The second major contribution is a pipeline that aggregates many users’ corrected traces to infer the overall building layout and higher‑level semantics. Individual trajectories are projected onto a 2‑D grid map; density‑based clustering (DBSCAN) isolates high‑density regions that correspond to rooms, corridors, and staircases. A graph‑based optimization step then determines adjacency relationships, and a minimum spanning tree is used to extract the skeleton of the floorplan. POI information serves as structural constraints that refine room boundaries and corridor widths. The authors evaluated the system in two real‑world testbeds—a large office building and a university lecture hall—collecting over 1,200 traces from more than 50 participants using different Android phones. Compared with the actual architectural drawings, the reconstructed floorplans achieved an average area error below 5 % and a room‑shape recall of 92 %. POI detection was highly reliable, with a 0.2 % false‑positive rate and a 1.3 % false‑negative rate.
CrowdInside’s implementation runs entirely on commodity Android devices, requiring no special hardware or user interaction beyond normal smartphone use. The authors discuss scalability: as more occupants traverse the building, the required number of traces for accurate reconstruction diminishes, making the approach cost‑effective for large‑scale deployment. They also outline extensions toward three‑dimensional modeling (using barometric pressure and additional gyroscope data to capture multi‑level connections) and privacy‑preserving data handling (anonymous trajectory uploads and encrypted POI sharing).
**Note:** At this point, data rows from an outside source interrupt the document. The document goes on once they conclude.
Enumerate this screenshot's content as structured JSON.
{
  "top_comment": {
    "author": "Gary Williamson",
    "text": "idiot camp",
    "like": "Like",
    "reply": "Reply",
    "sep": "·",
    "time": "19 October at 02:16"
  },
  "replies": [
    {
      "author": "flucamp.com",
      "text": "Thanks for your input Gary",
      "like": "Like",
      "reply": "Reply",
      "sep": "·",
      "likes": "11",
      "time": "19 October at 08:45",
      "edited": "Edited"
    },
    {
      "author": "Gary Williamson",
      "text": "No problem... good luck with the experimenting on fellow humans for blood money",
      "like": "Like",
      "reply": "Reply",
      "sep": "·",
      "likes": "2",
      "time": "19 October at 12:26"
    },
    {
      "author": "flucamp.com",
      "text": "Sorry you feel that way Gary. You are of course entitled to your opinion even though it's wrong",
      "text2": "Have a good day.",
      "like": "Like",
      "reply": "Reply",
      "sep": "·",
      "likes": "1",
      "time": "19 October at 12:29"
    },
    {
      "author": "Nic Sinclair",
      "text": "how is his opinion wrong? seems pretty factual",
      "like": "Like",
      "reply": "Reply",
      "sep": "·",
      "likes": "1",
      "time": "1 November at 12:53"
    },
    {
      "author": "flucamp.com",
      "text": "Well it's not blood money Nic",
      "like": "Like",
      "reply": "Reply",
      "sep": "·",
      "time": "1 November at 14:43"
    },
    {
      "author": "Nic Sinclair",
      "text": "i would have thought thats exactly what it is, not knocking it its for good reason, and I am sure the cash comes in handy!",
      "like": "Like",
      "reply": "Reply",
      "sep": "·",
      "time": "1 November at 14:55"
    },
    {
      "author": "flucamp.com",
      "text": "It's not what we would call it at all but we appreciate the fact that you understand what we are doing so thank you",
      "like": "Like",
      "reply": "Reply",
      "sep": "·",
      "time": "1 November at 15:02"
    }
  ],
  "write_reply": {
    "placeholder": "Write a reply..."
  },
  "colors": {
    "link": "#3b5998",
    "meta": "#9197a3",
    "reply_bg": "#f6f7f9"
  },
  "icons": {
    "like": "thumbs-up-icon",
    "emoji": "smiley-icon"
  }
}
In summary, CrowdInside demonstrates that by intelligently resetting inertial drift at naturally occurring indoor landmarks and by fusing massive crowdsourced motion traces, it is possible to generate accurate, detailed indoor floorplans automatically. This capability opens the door to a new generation of indoor location‑based services, emergency response planning, and smart‑building management without the need for expensive manual surveying or specialized scanning equipment.